The European Commission welcomes the provisional political agreement reached today between the European Parliament and the Council on the Commissions proposal to simplify and strengthen the EUs carbon border adjustment mechanism (CBAM).
On February 26, 2025, the Commission proposed simplifications to the CBAM regulation to reduce administrative burdens for businesses while maintaining the functionality of the CBAM measure. A key aspect of the proposal is a new exemption threshold of 50 tons for CBAM goods. This means that companies that do not exceed a single mass-based threshold set at 50 tonnes of imported goods per importer per year are exempt from CBAM obligations. The proposed measure will primarily apply to SMEs and individuals importing small or negligible quantities of goods covered by the CBAM regulation. As part of the Clean Industrial Deal, it significantly contributes to enhancing the EUs competitiveness and unlocking our full economic potential and investment capacity.
The simplification aims to provide cost-efficient compliance improvements to the CBAM regulation without compromising its climate goals. Approximately 99% of emissions in the imported CBAM goods would still be covered. The overall goal is to reduce the regulatory and administrative burden as well as compliance costs for EU companies, especially SMEs.
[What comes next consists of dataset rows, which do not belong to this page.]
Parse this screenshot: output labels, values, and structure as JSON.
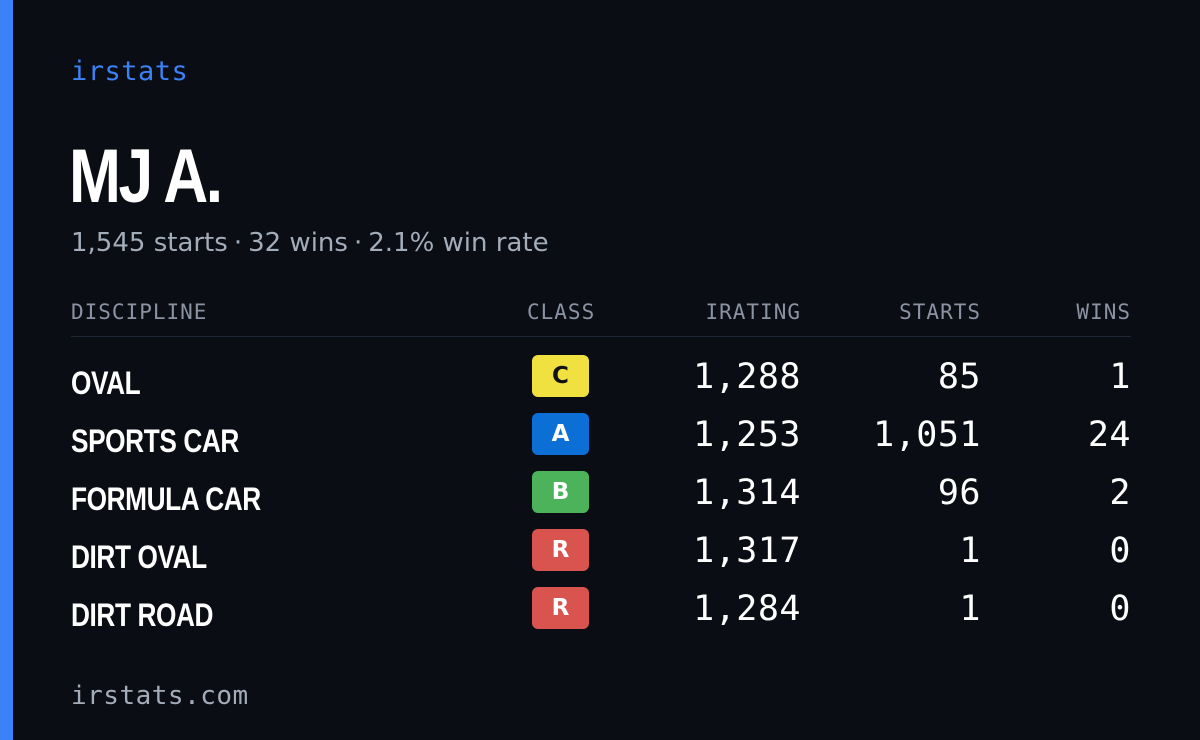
{
  "brand": {
    "title": "irstats"
  },
  "driver": {
    "name": "MJ A.",
    "starts_text": "1,545 starts",
    "wins_text": "32 wins",
    "win_rate_text": "2.1% win rate",
    "separator": "·"
  },
  "table": {
    "headers": {
      "discipline": "DISCIPLINE",
      "class": "CLASS",
      "irating": "IRATING",
      "starts": "STARTS",
      "wins": "WINS"
    },
    "rows": [
      {
        "discipline": "OVAL",
        "class": "C",
        "class_color": "#f0e040",
        "irating": "1,288",
        "starts": "85",
        "wins": "1"
      },
      {
        "discipline": "SPORTS CAR",
        "class": "A",
        "class_color": "#0c6fd6",
        "irating": "1,253",
        "starts": "1,051",
        "wins": "24"
      },
      {
        "discipline": "FORMULA CAR",
        "class": "B",
        "class_color": "#4cb35a",
        "irating": "1,314",
        "starts": "96",
        "wins": "2"
      },
      {
        "discipline": "DIRT OVAL",
        "class": "R",
        "class_color": "#d9534f",
        "irating": "1,317",
        "starts": "1",
        "wins": "0"
      },
      {
        "discipline": "DIRT ROAD",
        "class": "R",
        "class_color": "#d9534f",
        "irating": "1,284",
        "starts": "1",
        "wins": "0"
      }
    ]
  },
  "footer": {
    "url": "irstats.com"
  },
  "colors": {
    "accent": "#3b82f6",
    "background": "#0a0d14",
    "muted_text": "#a3acb9"
  }
}
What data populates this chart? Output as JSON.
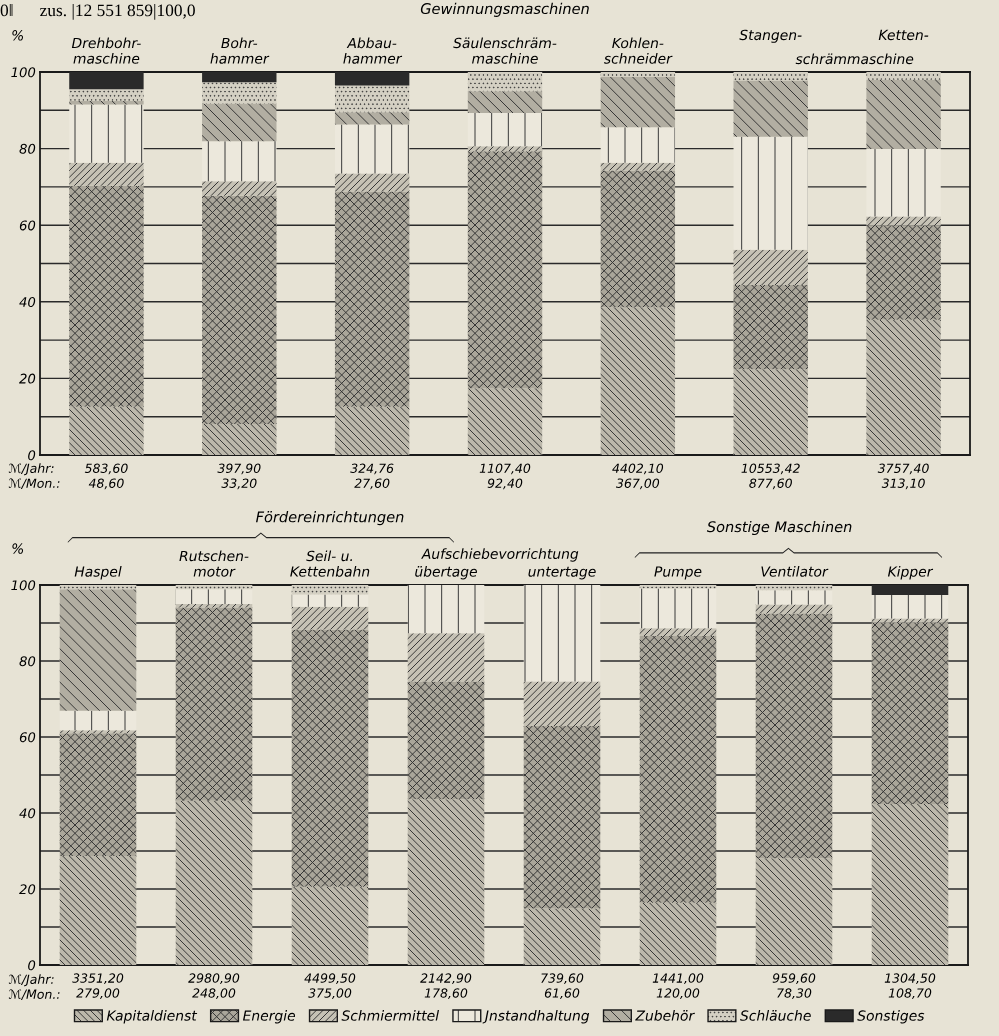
{
  "chart_data": [
    {
      "type": "bar",
      "stacked": true,
      "title": "Gewinnungsmaschinen",
      "ylabel": "%",
      "categories": [
        "Drehbohr-\nmaschine",
        "Bohr-\nhammer",
        "Abbau-\nhammer",
        "Säulenschräm-\nmaschine",
        "Kohlen-\nschneider",
        "Stangen-",
        "Ketten-"
      ],
      "series": [
        {
          "name": "Kapitaldienst",
          "color": "#bcb8ab",
          "values": [
            12.6,
            8.1,
            12.6,
            17.4,
            38.6,
            22.4,
            35.3
          ]
        },
        {
          "name": "Energie",
          "color": "#aaa69a",
          "values": [
            57.7,
            59.6,
            56.2,
            61.9,
            35.7,
            22.0,
            24.6
          ]
        },
        {
          "name": "Schmiermittel",
          "color": "#c6c2b5",
          "values": [
            6.0,
            3.8,
            4.7,
            1.3,
            2.0,
            9.2,
            2.4
          ]
        },
        {
          "name": "Jnstandhaltung",
          "color": "#ece8dc",
          "values": [
            15.2,
            10.4,
            12.8,
            8.7,
            9.3,
            29.5,
            17.6
          ]
        },
        {
          "name": "Zubehör",
          "color": "#b2aea2",
          "values": [
            1.0,
            9.9,
            3.2,
            5.7,
            13.1,
            14.7,
            18.1
          ]
        },
        {
          "name": "Schläuche",
          "color": "#d4d0c3",
          "values": [
            3.0,
            5.5,
            7.0,
            5.0,
            1.3,
            2.2,
            2.0
          ]
        },
        {
          "name": "Sonstiges",
          "color": "#2a2a2a",
          "values": [
            4.5,
            2.7,
            3.5,
            0,
            0,
            0,
            0
          ]
        }
      ],
      "ylim": [
        0,
        100
      ],
      "yticks": [
        0,
        {
          "value": 10,
          "label": null
        },
        20,
        {
          "value": 30,
          "label": null
        },
        40,
        {
          "value": 50,
          "label": null
        },
        60,
        {
          "value": 70,
          "label": null
        },
        80,
        {
          "value": 90,
          "label": null
        },
        100
      ],
      "grid": "y",
      "annotations": [
        "0‖      zus. |12 551 859|100,0",
        "schrämmaschine",
        "ℳ/Jahr:\nℳ/Mon.:",
        "583,60\n48,60",
        "397,90\n33,20",
        "324,76\n27,60",
        "1107,40\n92,40",
        "4402,10\n367,00",
        "10553,42\n877,60",
        "3757,40\n313,10"
      ],
      "legend": "bottom"
    },
    {
      "type": "bar",
      "stacked": true,
      "ylabel": "%",
      "categories": [
        "Haspel",
        "Rutschen-\nmotor",
        "Seil- u.\nKettenbahn",
        "übertage",
        "untertage",
        "Pumpe",
        "Ventilator",
        "Kipper"
      ],
      "series": [
        {
          "name": "Kapitaldienst",
          "color": "#bcb8ab",
          "values": [
            28.7,
            43.2,
            20.6,
            43.6,
            14.9,
            16.4,
            28.1,
            42.4
          ]
        },
        {
          "name": "Energie",
          "color": "#aaa69a",
          "values": [
            32.3,
            50.9,
            67.7,
            31.0,
            48.0,
            70.2,
            64.4,
            47.7
          ]
        },
        {
          "name": "Schmiermittel",
          "color": "#c6c2b5",
          "values": [
            0.8,
            0.9,
            6.0,
            12.7,
            11.7,
            2.0,
            2.4,
            1.1
          ]
        },
        {
          "name": "Jnstandhaltung",
          "color": "#ece8dc",
          "values": [
            5.1,
            3.9,
            3.2,
            12.7,
            25.4,
            10.5,
            3.7,
            6.2
          ]
        },
        {
          "name": "Zubehör",
          "color": "#b2aea2",
          "values": [
            32.0,
            0,
            0,
            0,
            0,
            0,
            0,
            0
          ]
        },
        {
          "name": "Schläuche",
          "color": "#d4d0c3",
          "values": [
            1.1,
            1.1,
            2.5,
            0,
            0,
            0.9,
            1.4,
            0
          ]
        },
        {
          "name": "Sonstiges",
          "color": "#2a2a2a",
          "values": [
            0,
            0,
            0,
            0,
            0,
            0,
            0,
            2.6
          ]
        }
      ],
      "ylim": [
        0,
        100
      ],
      "yticks": [
        0,
        {
          "value": 10,
          "label": null
        },
        20,
        {
          "value": 30,
          "label": null
        },
        40,
        {
          "value": 50,
          "label": null
        },
        60,
        {
          "value": 70,
          "label": null
        },
        80,
        {
          "value": 90,
          "label": null
        },
        100
      ],
      "grid": "y",
      "legend": "bottom",
      "annotations": [
        "Fördereinrichtungen",
        "Aufschiebevorrichtung",
        "Sonstige Maschinen",
        "ℳ/Jahr:\nℳ/Mon.:",
        "3351,20\n279,00",
        "2980,90\n248,00",
        "4499,50\n375,00",
        "2142,90\n178,60",
        "739,60\n61,60",
        "1441,00\n120,00",
        "959,60\n78,30",
        "1304,50\n108,70"
      ]
    }
  ]
}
Additionally, the proposal includes several simplifications for all importers of CBAM goods above the threshold. This particularly concerns the authorization procedure, data collection processes, calculation of embedded emissions, emission verification rules, calculation of authorized CBAM declarants (parties wishing to import goods subject to CBAM) financial liability during the year of imports into the EU, and claims by authorized CBAM declarants for carbon prices paid in third countries.
Next steps
The European Parliament and the Council must now formally adopt the package before it can enter into force. It will take effect 20 days after its publication in the Official Journal of the EU.
CBAM is currently in its transitional learning phase. Its definitive phase starts on January 1, 2026.
This simplification is a necessary first step before a more comprehensive review of CBAM, which will be carried out later this year, accompanied by a legislative proposal extending CBAM to downstream products and introducing additional anti-circumvention measures. The Commission is also examining how to prevent the risk of export carbon leakage on CBAM products. The CBAM simplification proposal is part of the Commissions “Omnibus I” simplification package, presented on February 26, 2025. Further information is available on the CBAM website and in the Omnibus I and II Q&A.